The Kode study points to very specific alteration in the expression of a ligand for the Notch morphogen by osteoblastic cells as a driver of leukemia. While the link between osteoblastic cell dysfunction and HSC leukemia seems in conflict with the emerging sense of osteoblastic cells as more related to progenitor regulation, the dissonance may not be substantial. Firstly, the association of increased Jagged1 expression in osteoblastic cells and Notch activation in SLAM-LSK cells does not mean the interaction was direct. Altered osteoblastic cells may well alter Notch ligand expression in a host of other bone marrow cell types including those more directly implicated in HSC regulation such as Nestin-, LepR- or Prx1-expressing cells¹. Also, the HSC markers on leukemia-initiating cells does not necessarily mean that the originally transformed cell was a HSC. Altered gene expression is common in cancer cells and progenitors could well have acquired or re-activated expression of the HSC-associated SLAM-LSK signature. Perhaps more perplexing is the role of Notch in the emergence of the AML in this model. The Notch signaling pathway plays a pivotal role in the regulation of many fundamental cellular processes and in hematopoiesis is a key mediator of lineage specifying events.
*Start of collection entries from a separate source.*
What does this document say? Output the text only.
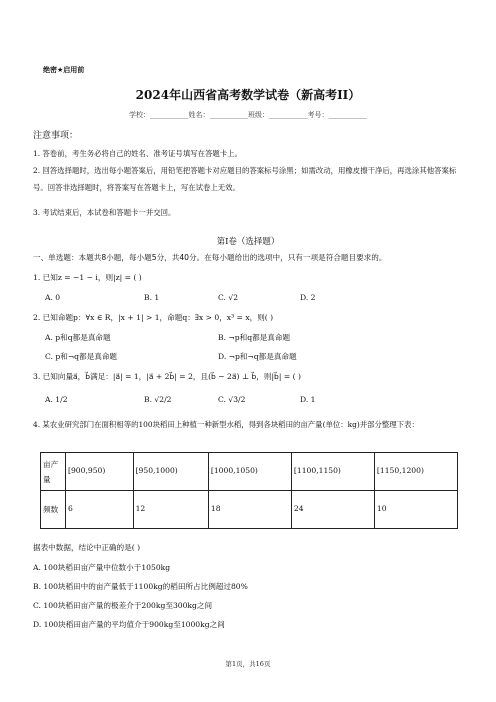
绝密★启用前
2024年山西省高考数学试卷（新高考II）
学校：___________姓名：___________班级：___________考号：___________
注意事项：
1. 答卷前，考生务必将自己的姓名、准考证号填写在答题卡上。
2. 回答选择题时，选出每小题答案后，用铅笔把答题卡对应题目的答案标号涂黑；如需改动，用橡皮擦干净后，再选涂其他答案标号。回答非选择题时，将答案写在答题卡上，写在试卷上无效。
3. 考试结束后，本试卷和答题卡一并交回。
第I卷（选择题）
一、单选题：本题共8小题，每小题5分，共40分。在每小题给出的选项中，只有一项是符合题目要求的。
1. 已知z = −1 − i，则|z| = ( )
A. 0	B. 1	C. √2	D. 2
2. 已知命题p：∀x ∈ R，|x + 1| > 1，命题q：∃x > 0，x³ = x，则( )
A. p和q都是真命题	B. ¬p和q都是真命题
C. p和¬q都是真命题	D. ¬p和¬q都是真命题
3. 已知向量a⃗，b⃗满足：|a⃗| = 1，|a⃗ + 2b⃗| = 2，且(b⃗ − 2a⃗) ⊥ b⃗，则|b⃗| = ( )
A. 1/2	B. √2/2	C. √3/2	D. 1
4. 某农业研究部门在面积相等的100块稻田上种植一种新型水稻，得到各块稻田的亩产量(单位：kg)并部分整理下表：
亩产量	[900,950)	[950,1000)	[1000,1050)	[1100,1150)	[1150,1200)
频数	6	12	18	24	10
据表中数据，结论中正确的是( )
A. 100块稻田亩产量中位数小于1050kg
B. 100块稻田中的亩产量低于1100kg的稻田所占比例超过80%
C. 100块稻田亩产量的极差介于200kg至300kg之间
D. 100块稻田亩产量的平均值介于900kg至1000kg之间
第1页，共16页
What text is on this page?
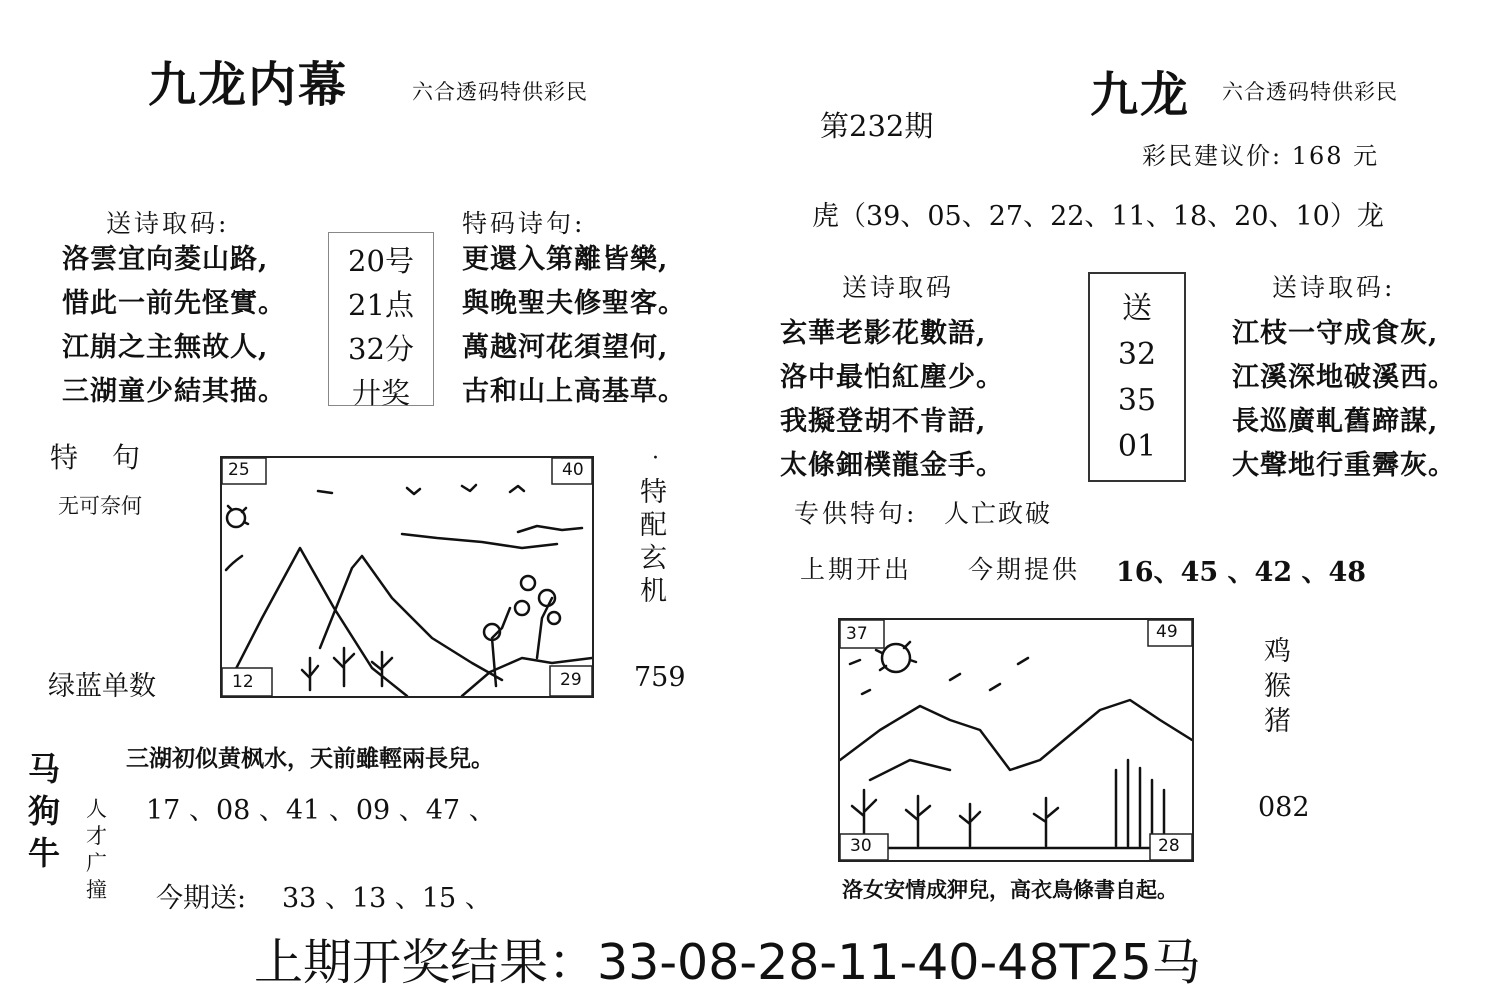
九龙内幕	六合透码特供彩民
送诗取码:
洛雲宜向菱山路,
惜此一前先怪實。
江崩之主無故人,
三湖童少結其描。
20号
21点
32分
廾奖
特码诗句:
更還入第離皆樂,
與晚聖夫修聖客。
萬越河花須望何,
古和山上高基草。
特　句
无可奈何
25	40
12	29
·
特
配
玄
机
绿蓝单数	759
马
狗
牛
三湖初似黄枫水，天前雖輕兩長兒。
人
才
广
撞
17 、08 、41 、09 、47 、
今期送: 33 、13 、15 、
第232期
九龙 六合透码特供彩民
彩民建议价: 168 元
虎（39、05、27、22、11、18、20、10）龙
送诗取码
玄華老影花數語,
洛中最怕紅塵少。
我擬登胡不肯語,
太條鈿樸龍金手。
送
32
35
01
送诗取码:
江枝一守成食灰,
江溪深地破溪西。
長巡廣軋舊蹄謀,
大聲地行重霽灰。
专供特句: 人亡政破
上期开出 今期提供 16、45 、42 、48
37	49
30	28
鸡
猴
猪
082
洛女安情成狎兒，高衣鳥條書自起。
上期开奖结果：33-08-28-11-40-48T25马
These are most prominent in lymphoid cell generation, but are also implicated in myeloid differentiation, specifically in megakaryocytes and in myeloid progenitor proliferation⁸. In leukemia, Notch activation is well known to drive T-cell acute lymphoid leukemia⁹. Its role in myeloid leukemias, however, is less clear. The canonical Notch response element RBPJ has been implicated in the transformation of megakaryocytes, leading to acute megakaryoblastic leukemia, with a Notch pathway signature¹⁰. In contrast, elegant studies by the group of Aifantis and others identified somatic inactivation mutations of the Notch pathway in chronic myelomonocytic leukemia and in AML and demonstrated that Notch reactivation induces differentiation and apoptosis of leukemic cells^11,12. Whether these differences with the Kode study are related to different subgroups of patients is not clear and requires further clarification with future work.
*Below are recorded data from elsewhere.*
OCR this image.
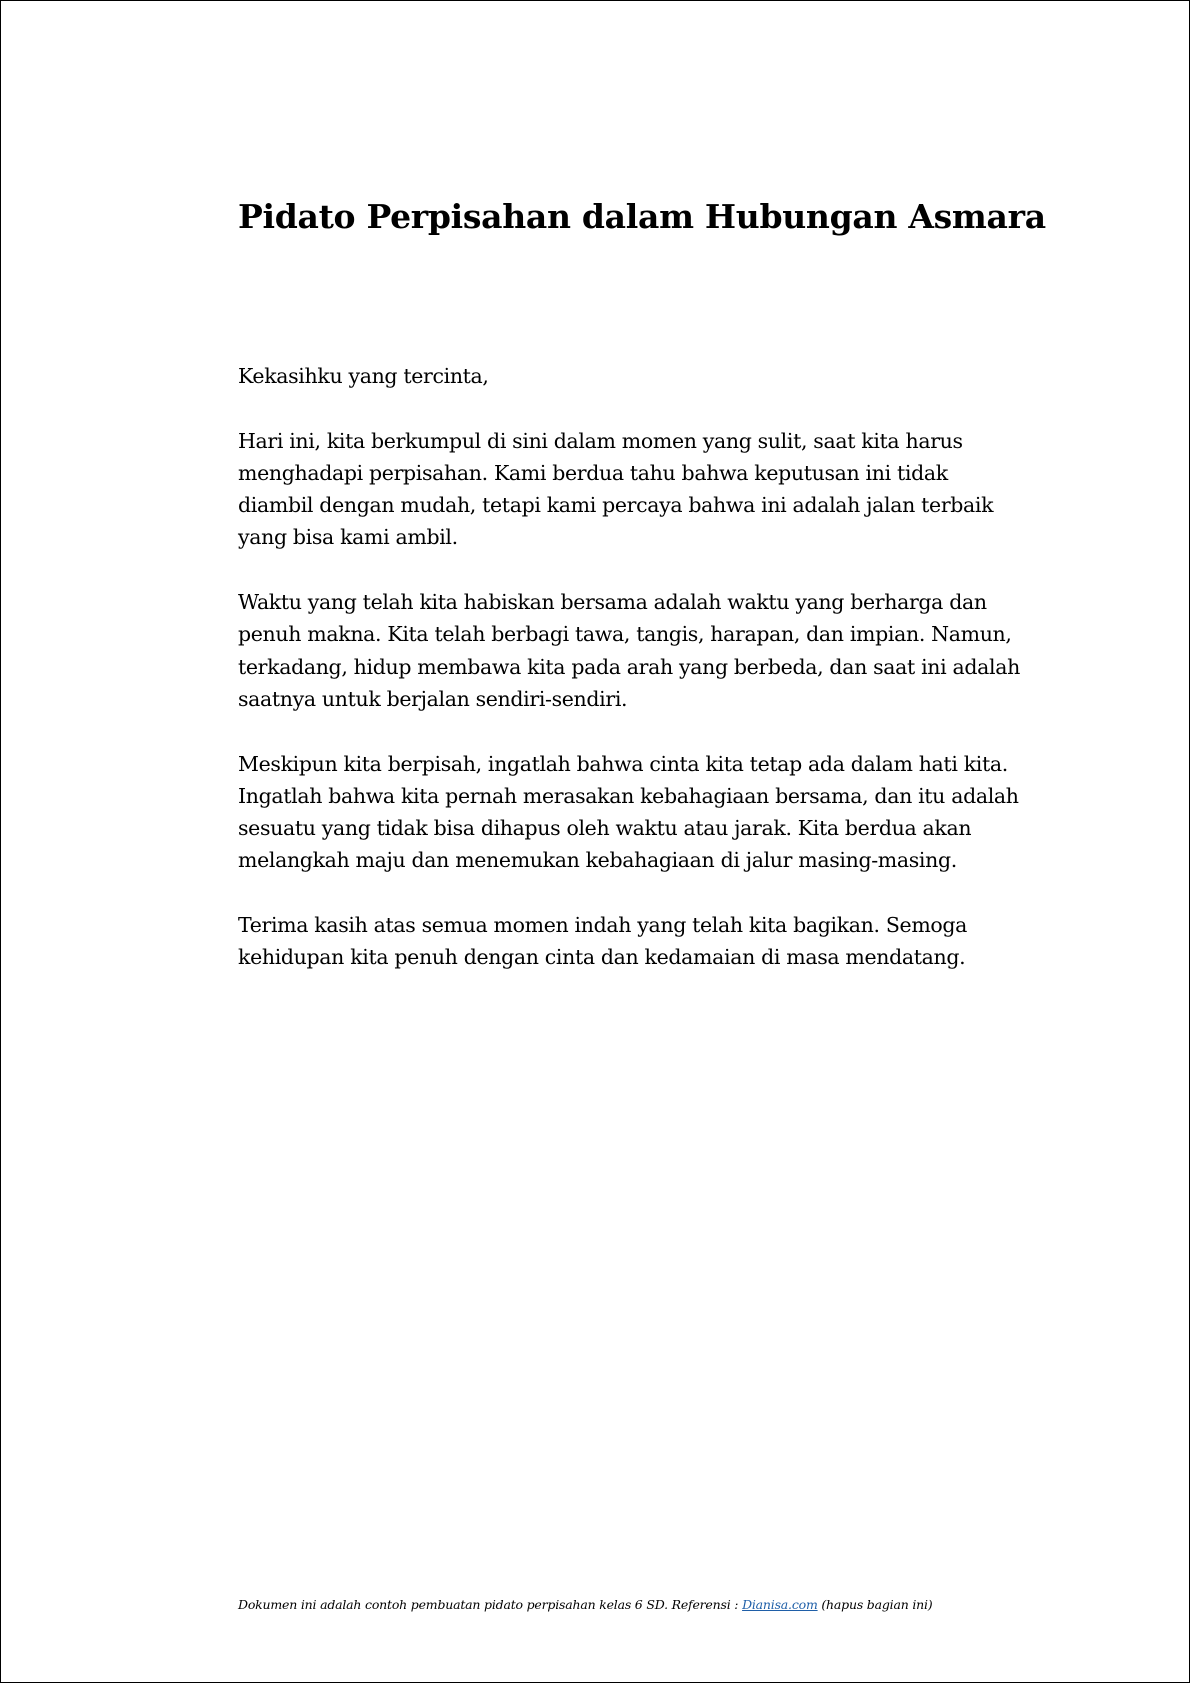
Pidato Perpisahan dalam Hubungan Asmara

Kekasihku yang tercinta,

Hari ini, kita berkumpul di sini dalam momen yang sulit, saat kita harus menghadapi perpisahan. Kami berdua tahu bahwa keputusan ini tidak diambil dengan mudah, tetapi kami percaya bahwa ini adalah jalan terbaik yang bisa kami ambil.

Waktu yang telah kita habiskan bersama adalah waktu yang berharga dan penuh makna. Kita telah berbagi tawa, tangis, harapan, dan impian. Namun, terkadang, hidup membawa kita pada arah yang berbeda, dan saat ini adalah saatnya untuk berjalan sendiri-sendiri.

Meskipun kita berpisah, ingatlah bahwa cinta kita tetap ada dalam hati kita. Ingatlah bahwa kita pernah merasakan kebahagiaan bersama, dan itu adalah sesuatu yang tidak bisa dihapus oleh waktu atau jarak. Kita berdua akan melangkah maju dan menemukan kebahagiaan di jalur masing-masing.

Terima kasih atas semua momen indah yang telah kita bagikan. Semoga kehidupan kita penuh dengan cinta dan kedamaian di masa mendatang.

Dokumen ini adalah contoh pembuatan pidato perpisahan kelas 6 SD. Referensi : Dianisa.com (hapus bagian ini)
Overall, the work of Kode and colleagues is an intriguing demonstration of how microenvironment perturbations can be at the center of malignant processes in the tissue where this can be most readily studied, the bone marrow. It offers new insight into molecular mechanisms by which cross-talk between heterotypic cells can result in malignancy and thereby offers the possibility of targeting such interactions as a means to disrupt cancer formation or maintenance. Further validation of the findings by Kode et al. and testing the ability to extend them to therapeutics will surely follow shortly. They may give credence to the longstanding notion of niche-directed therapies.